今は霊能力者の業界も不景気らしいですから……」
「世知辛いこっちゃ。
まあ霊障の殆どはなんとなく不快感を覚えるとかやからな。
余裕がないなら後回しになるんも必然やな」
国内で最高位の霊能力者一族の窮状に、嘆息する門松。
しかし、今は別の業界で勝ち組と言えるだけの年収を得ている身であり、あくまで他人事である。
「そうも言えない気がしますけどね。
その不快感も放って置けば、生命を脅かすほどの怪異へ成長する。
そうなってから、やっと依頼が来るとかで緊急かつ危険なレベルのものばかりだそうですよ」
「それも当然やな。
不快感っちゅうことは負のエネルギーや。
悪霊にとっては栄養価の高い餌でしかない」
甥っ子であり、会長令息である航平をそっちのけで、業界の窮状を嘆く大人2人。
その姿に特別な力を持っていても、ヒーローになり得ないと航平に現実を知らしめていた。

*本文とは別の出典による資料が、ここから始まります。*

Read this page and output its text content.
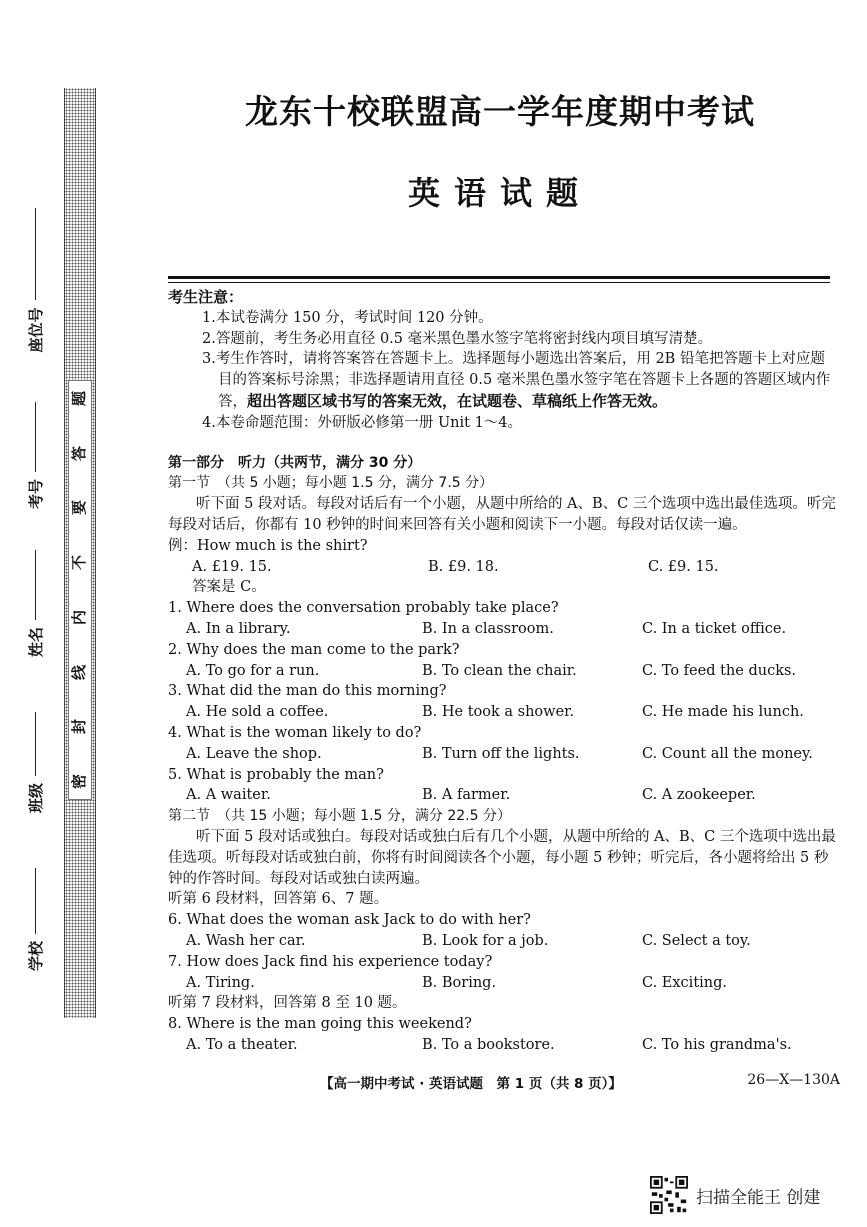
题
答
要
不
内
线
封
密
座位号
考号
姓名
班级
学校
龙东十校联盟高一学年度期中考试
英语试题
考生注意：
1.本试卷满分 150 分，考试时间 120 分钟。
2.答题前，考生务必用直径 0.5 毫米黑色墨水签字笔将密封线内项目填写清楚。
3.考生作答时，请将答案答在答题卡上。选择题每小题选出答案后，用 2B 铅笔把答题卡上对应题目的答案标号涂黑；非选择题请用直径 0.5 毫米黑色墨水签字笔在答题卡上各题的答题区域内作答，超出答题区域书写的答案无效，在试题卷、草稿纸上作答无效。
4.本卷命题范围：外研版必修第一册 Unit 1～4。
第一部分　听力（共两节，满分 30 分）
第一节　（共 5 小题；每小题 1.5 分，满分 7.5 分）
听下面 5 段对话。每段对话后有一个小题，从题中所给的 A、B、C 三个选项中选出最佳选项。听完每段对话后，你都有 10 秒钟的时间来回答有关小题和阅读下一小题。每段对话仅读一遍。
例：How much is the shirt?
A. £19. 15.	B. £9. 18.	C. £9. 15.
答案是 C。
1. Where does the conversation probably take place?
A. In a library.	B. In a classroom.	C. In a ticket office.
2. Why does the man come to the park?
A. To go for a run.	B. To clean the chair.	C. To feed the ducks.
3. What did the man do this morning?
A. He sold a coffee.	B. He took a shower.	C. He made his lunch.
4. What is the woman likely to do?
A. Leave the shop.	B. Turn off the lights.	C. Count all the money.
5. What is probably the man?
A. A waiter.	B. A farmer.	C. A zookeeper.
第二节　（共 15 小题；每小题 1.5 分，满分 22.5 分）
听下面 5 段对话或独白。每段对话或独白后有几个小题，从题中所给的 A、B、C 三个选项中选出最佳选项。听每段对话或独白前，你将有时间阅读各个小题，每小题 5 秒钟；听完后，各小题将给出 5 秒钟的作答时间。每段对话或独白读两遍。
听第 6 段材料，回答第 6、7 题。
6. What does the woman ask Jack to do with her?
A. Wash her car.	B. Look for a job.	C. Select a toy.
7. How does Jack find his experience today?
A. Tiring.	B. Boring.	C. Exciting.
听第 7 段材料，回答第 8 至 10 题。
8. Where is the man going this weekend?
A. To a theater.	B. To a bookstore.	C. To his grandma's.
【高一期中考试 · 英语试题　第 1 页（共 8 页）】	26—X—130A
扫描全能王 创建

「……まあ、わいらには素晴らしい会長様が付いとるからな。
少なくともリンカート社が安泰な限りは、食いっぱぐれはないわ」
「そうですね。
VR業界から見ても、霊能力者業界から見ても反則そのものですから、やっかみは酷いですけど……」
そう言いつつ、チラリと航平に視線を向ける大人達。
その様子に、
『あれ?』
と違和感を覚える航平。
「そうやな。
何せ、VRに見せ掛けただけで、実際は神力で造った仮想世界に、プレイヤーの自我を転送しているだけやから、電力も労力も殆ど掛かっていない。
精々、入場ゲート代わりのデバイスの製造コストくらいだから、他の仮想現実世界を提供している会社の100分の1程度のコスト。
それを反映しての反則的超低価格路線での運営。
色々と探りをいれようとする会社も多いんが現実やな」
その違和感を解消するための"答え"を口にする門松。
それに続き、
「他の霊能力者一族としては、純粋に高い霊力の航平君と縁を結びたいと言う思惑が強いでしょうね。
不況の影響で、危険度の高い怪異レベルとの接触機会が増えていますし、味方に付けたら心強い」
別方向の懸念を話す雅文。
つまり、
「この食事会の目的は警告ってこと?」
と、答えを出す航平。
その率直な言葉に頭を掻く門松は、
「……まあどちらかっちゅうと、お節介な忠告やな?」
と答え、雅文も続けて、
「ええ。
どうにも会長達はその辺りに頓着がない。
どちらも並みの怪異くらいは、鼻歌混じりに祓えるような文字通りの人外レベルですし……」
と、述べる。
正直な話、過剰戦力に護られた航平を取り込むと言うのは難しい。
精々が、近付いてお零れに与るのが関の山なのだ。
しかし、
「航平君に取り入って、上手く利用しようとする連中も今後は出てくる。
ハニートラップとかは引っ掛かると悲惨やで?」
「……こういうことを専門にしているプロとか、いますからね」
まるで経験者であるかのような口振り。
だが、その疲れた顔をみて、込み入った話を聞く気にはなれない航平であった。